Get rid of agencies and have a single government recruitment agency.
They really could not be any worse than the existing ones.

Gov-Jobs then charges a flat rate that goes back into the public purse, credited against corporation tax.

Win win for government and contractors

Write to your MP now...

bobspud
16th March 2016, 09:52
The government are not following the real money.
They should forget the minnows, and go after the sharks.

Get rid of agencies and have a single government recruitment agency.
They really could not be any worse than the existing ones.

Gov-Jobs then charges a flat rate that goes back into the public purse, credited against corporation tax.

Win win for government and contractors

Write to your MP now...

and then the EU would complain that they we are being uncompetitive and shutting out european vendors from the money. Which is why Capita competed and won a single supplier solution for government contracts they operate on fixed margins and an open book. They had a little problem with the contract wordings at first but that was sorted out and as far as I understand they are back to being a contractor friendly way to work directly with the government while getting paid on time.

However like all these we will do this once and properly to save time and cost: I worked through other contracts with other suppliers that had nothing to do with Capita so as with all these you will use X for Y edicts, there is always an entire department thats says yeah what-ever and does the total opposite...

We do need to sort out the NHS agency abuse and Capita's model would be a good start for that as its not fair that Nurses are getting vilified for working as agency staff when its the agencies stealing all the cash. Its a mostly different game in the IT sector though.

flamel
16th March 2016, 12:28
The answer lies in the article with the completely wrong explanation that income tax is being avoided as you only have to pay 20% corporation tax. The Mail seems to employ children to write their articles. In the comments the teenagers seem to think its a way to avoid national insurance. What the adults know is the real reason, it avoids adding to the massive unsustainable pension liabilities that all public sector workers are entitled too.

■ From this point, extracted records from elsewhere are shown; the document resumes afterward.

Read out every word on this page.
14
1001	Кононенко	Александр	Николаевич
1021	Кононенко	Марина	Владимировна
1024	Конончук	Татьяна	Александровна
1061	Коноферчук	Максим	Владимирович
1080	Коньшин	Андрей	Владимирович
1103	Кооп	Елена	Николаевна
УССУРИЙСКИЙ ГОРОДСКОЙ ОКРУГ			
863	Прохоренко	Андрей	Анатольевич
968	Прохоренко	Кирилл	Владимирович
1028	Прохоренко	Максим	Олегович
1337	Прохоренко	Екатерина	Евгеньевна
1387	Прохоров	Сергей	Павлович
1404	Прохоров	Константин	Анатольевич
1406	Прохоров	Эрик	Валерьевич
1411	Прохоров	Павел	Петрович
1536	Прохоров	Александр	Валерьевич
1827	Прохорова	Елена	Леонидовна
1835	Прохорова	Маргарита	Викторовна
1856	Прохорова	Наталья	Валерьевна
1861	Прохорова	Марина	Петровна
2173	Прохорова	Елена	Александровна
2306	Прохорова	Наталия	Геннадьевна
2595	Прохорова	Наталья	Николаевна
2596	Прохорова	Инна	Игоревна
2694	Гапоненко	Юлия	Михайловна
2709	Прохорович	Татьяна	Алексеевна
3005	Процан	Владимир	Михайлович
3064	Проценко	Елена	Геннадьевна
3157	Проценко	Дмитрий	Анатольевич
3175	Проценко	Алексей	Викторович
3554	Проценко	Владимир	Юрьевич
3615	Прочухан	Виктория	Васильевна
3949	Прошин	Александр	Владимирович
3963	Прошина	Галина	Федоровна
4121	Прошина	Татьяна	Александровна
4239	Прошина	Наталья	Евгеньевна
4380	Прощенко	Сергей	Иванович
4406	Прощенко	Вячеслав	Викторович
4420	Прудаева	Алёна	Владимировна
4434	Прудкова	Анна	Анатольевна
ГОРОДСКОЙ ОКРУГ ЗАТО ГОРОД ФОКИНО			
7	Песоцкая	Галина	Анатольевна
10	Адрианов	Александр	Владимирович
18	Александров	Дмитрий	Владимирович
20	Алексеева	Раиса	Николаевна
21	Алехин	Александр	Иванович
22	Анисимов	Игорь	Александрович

...but these articles are placed there by the Government through their PR agencies - be realistic, there's no way that a Daily Mail journo knows anything about tax, companies .... or anything come to that.

mudskipper
16th March 2016, 12:33
...but these articles are placed there by the Government through their PR agencies - be realistic, there's no way that a Daily Mail journo knows anything about tax, companies .... or anything come to that.

Except house prices. :)

NigelJK
16th March 2016, 14:06
sponsored by RightMove

SueEllen
16th March 2016, 15:52
Sorry, go back and read the article. The person that wrote the article was absolutely clueless.

The people who write articles have to spin them out of the small bit of information they get from a government "source" e.g. someone they met out drinking, the twitter feed they follow, so they are always a load of rubbish.

flamel
16th March 2016, 16:52
Sorry, go back and read the article. The person that wrote the article was absolutely clueless.

As I was saying, the articles are put there by the Government.....

Unless someone is inferring that they have more of a brain than they're letting on.

SueEllen
16th March 2016, 18:31
As I was saying, the articles are put there by the Government.....

Unless someone is inferring that they have more of a brain than they're letting on.

Journalist just happens to be in the pub frequented by civil service types.

S/he over hears them talking about the budget. As they aren't suppose to be talking shop in a public place they start making things up.

Journalist thinks s/he has a story so writes an article on what s/he has over heard.